The current crisis at Hockey Canada has shined an unflattering light on all of Canada’s national sports governing bodies, their lack of accountability and, for that matter, their usefulness for the vast majority of participants in the sports they govern.
“I can’t imagine any scenario where the board members at Hockey Canada having to step down will have any influence on hockey on the ground,” MacIntosh Ross, an assistant professor of kinesiology at Western University in London, Ontario, told me. “The lights won’t go out. It’s primarily volunteer driven. It’ll be fine.”
In Canada, national governing bodies are mostly in charge of setting rules, organizing national teams and running major national or international events. The day-to-day work of actually running hockey, or pretty much any sport, falls on provincial and, most important, local and regional groups.
Professor Ross told me that the federal government had little to no power over national sports governing bodies, aside from financial pressure. Government money can be a powerful influence with many smaller sports. But the federal government’s influence over Hockey Canada is minimal, given that it provides only about 6 percent of the organization’s budget.

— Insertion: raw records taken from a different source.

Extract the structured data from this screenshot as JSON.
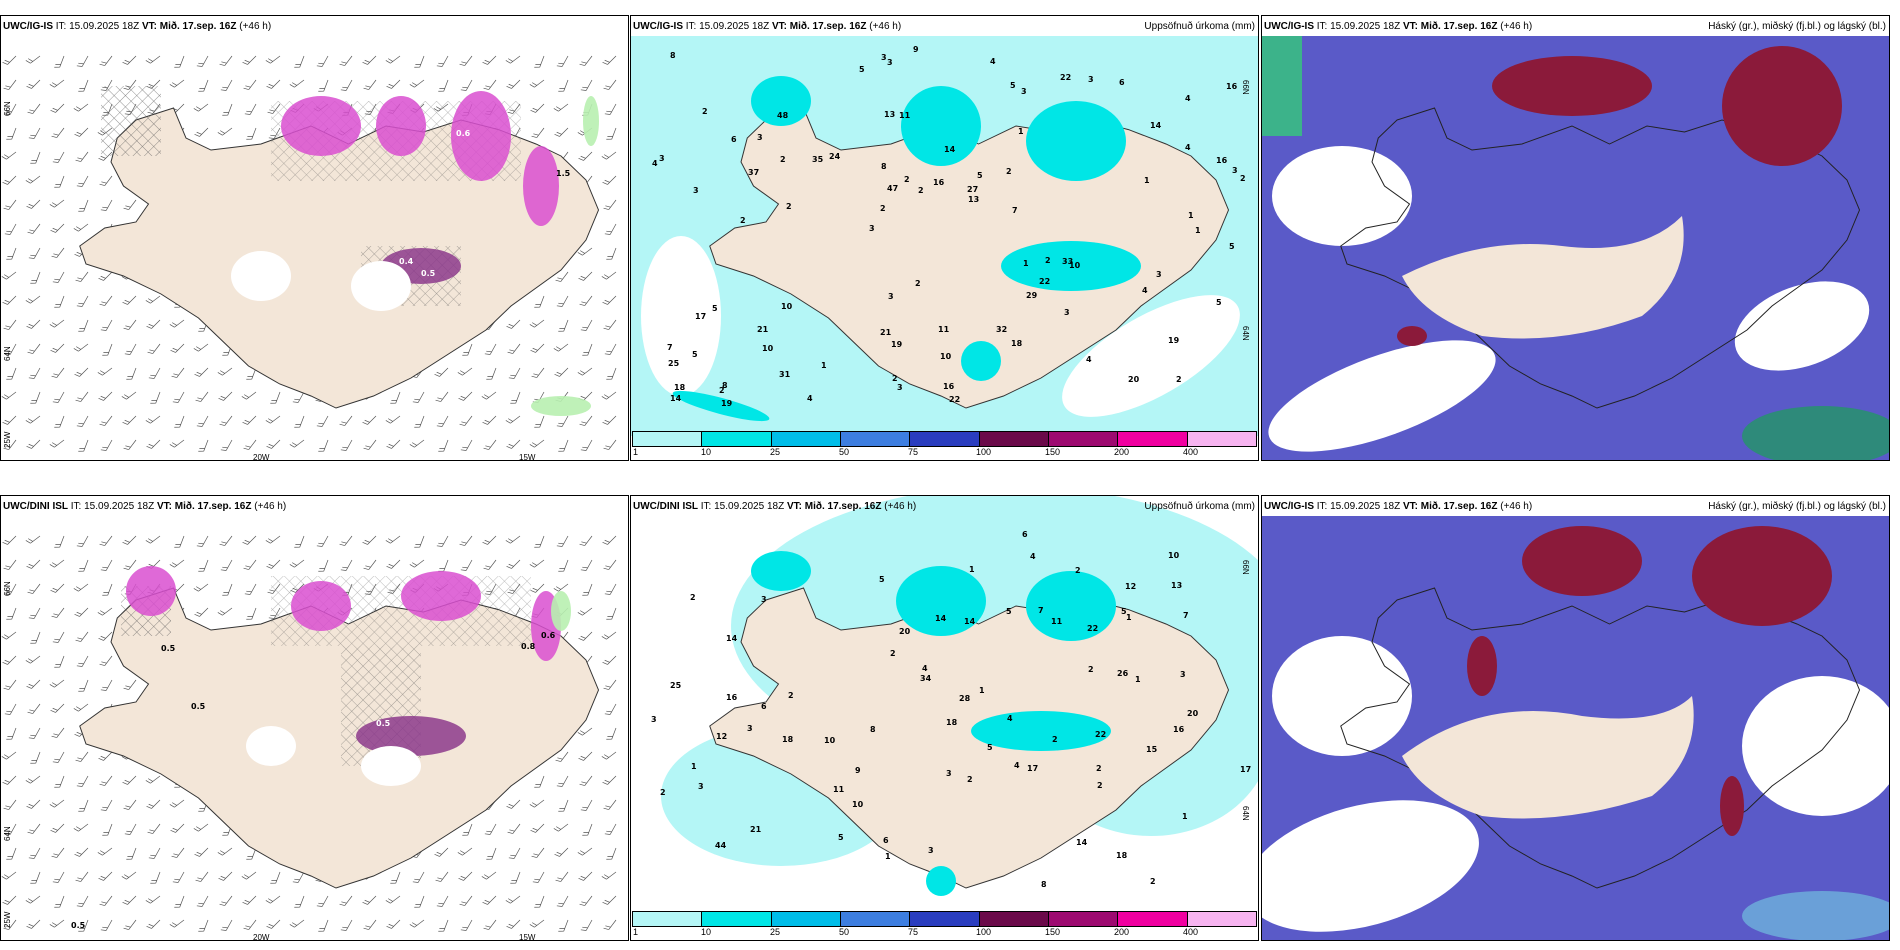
{
  "panels": [
    {
      "id": "p1",
      "model": "UWC/IG-IS",
      "it_label": "IT:",
      "it_value": "15.09.2025 18Z",
      "vt_label": "VT:",
      "vt_value": "Mið. 17.sep. 16Z",
      "lead": "(+46 h)",
      "right_title": "",
      "type": "wind",
      "lat_labels": [
        "66N",
        "64N",
        "25W"
      ],
      "lon_labels": [
        "20W",
        "15W"
      ],
      "values": [
        "0.4",
        "0.6",
        "0.5",
        "1.5"
      ]
    },
    {
      "id": "p2",
      "model": "UWC/IG-IS",
      "it_label": "IT:",
      "it_value": "15.09.2025 18Z",
      "vt_label": "VT:",
      "vt_value": "Mið. 17.sep. 16Z",
      "lead": "(+46 h)",
      "right_title": "Uppsöfnuð úrkoma (mm)",
      "type": "precip",
      "lat_labels": [
        "66N",
        "64N"
      ],
      "values": [
        "2",
        "3",
        "4",
        "3",
        "1",
        "8",
        "13",
        "14",
        "5",
        "24",
        "25",
        "10",
        "11",
        "5",
        "10",
        "2",
        "3",
        "2",
        "1",
        "4",
        "2",
        "21",
        "47",
        "48",
        "22",
        "10",
        "20",
        "19",
        "33",
        "22",
        "35",
        "37",
        "29",
        "31",
        "16",
        "27",
        "18",
        "19",
        "13",
        "17",
        "14",
        "16",
        "22",
        "18",
        "21",
        "19",
        "14",
        "11",
        "6",
        "9",
        "2",
        "3",
        "3",
        "3",
        "2",
        "4",
        "5",
        "2",
        "5",
        "3",
        "1",
        "2",
        "2",
        "7",
        "8",
        "6",
        "5",
        "8",
        "10",
        "16",
        "5",
        "7",
        "3",
        "2",
        "1",
        "2",
        "4",
        "16",
        "32",
        "3",
        "1",
        "2",
        "3",
        "2",
        "4",
        "4",
        "3",
        "5",
        "3",
        "2",
        "4",
        "1",
        "3"
      ]
    },
    {
      "id": "p3",
      "model": "UWC/IG-IS",
      "it_label": "IT:",
      "it_value": "15.09.2025 18Z",
      "vt_label": "VT:",
      "vt_value": "Mið. 17.sep. 16Z",
      "lead": "(+46 h)",
      "right_title": "Háský (gr.), miðský (fj.bl.) og lágský (bl.)",
      "type": "cloud"
    },
    {
      "id": "p4",
      "model": "UWC/DINI ISL",
      "it_label": "IT:",
      "it_value": "15.09.2025 18Z",
      "vt_label": "VT:",
      "vt_value": "Mið. 17.sep. 16Z",
      "lead": "(+46 h)",
      "right_title": "",
      "type": "wind",
      "lat_labels": [
        "66N",
        "64N",
        "25W"
      ],
      "lon_labels": [
        "20W",
        "15W"
      ],
      "values": [
        "0.5",
        "0.5",
        "0.8",
        "0.6",
        "0.5",
        "0.5"
      ]
    },
    {
      "id": "p5",
      "model": "UWC/DINI ISL",
      "it_label": "IT:",
      "it_value": "15.09.2025 18Z",
      "vt_label": "VT:",
      "vt_value": "Mið. 17.sep. 16Z",
      "lead": "(+46 h)",
      "right_title": "Uppsöfnuð úrkoma (mm)",
      "type": "precip",
      "lat_labels": [
        "66N",
        "64N"
      ],
      "values": [
        "2",
        "3",
        "4",
        "2",
        "1",
        "14",
        "21",
        "10",
        "22",
        "14",
        "11",
        "18",
        "10",
        "5",
        "4",
        "3",
        "22",
        "28",
        "25",
        "44",
        "10",
        "14",
        "26",
        "17",
        "20",
        "16",
        "18",
        "18",
        "34",
        "13",
        "17",
        "12",
        "11",
        "7",
        "20",
        "15",
        "16",
        "14",
        "12",
        "8",
        "9",
        "2",
        "5",
        "6",
        "8",
        "6",
        "7",
        "4",
        "5",
        "3",
        "2",
        "3",
        "2",
        "1",
        "2",
        "3",
        "1",
        "4",
        "5",
        "2",
        "6",
        "5",
        "3",
        "1",
        "2",
        "1",
        "2",
        "1",
        "2",
        "1",
        "2",
        "3"
      ]
    }
  ],
  "colorbar": {
    "labels": [
      "1",
      "10",
      "25",
      "50",
      "75",
      "100",
      "150",
      "200",
      "400"
    ],
    "colors": [
      "#b4f6f6",
      "#00e6e6",
      "#00bde8",
      "#3d7ee0",
      "#2a3dbf",
      "#6b0a4a",
      "#9d0a70",
      "#f000a0",
      "#f7b4f0"
    ]
  },
  "colors": {
    "land": "#f3e6d8",
    "precip_light": "#b4f6f6",
    "precip_mid": "#00e6e6",
    "cloud_mid": "#5a5ac8",
    "cloud_high": "#8b1a3a",
    "cloud_low": "#6ab0e8",
    "wind_precip": "#d94fd0",
    "wind_green": "#b8f0b0"
  }
}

If, as seems increasingly likely, Hockey Canada is replaced by a new organization, Professor Ross said that it would be important to rethink that organization’s structure and not simply replace the current outfit. Any new governing body, he said, would have to be led by a board with women as at least half of its members and would have to include Indigenous people, people of color and para-athletes and draw from the entire country.
As currently constituted, “50 percent of the board is from Ontario, and Quebec has no one, which is mind-boggling,” he told me. “The board needs to reflect what hockey is now about, not what hockey used to be.”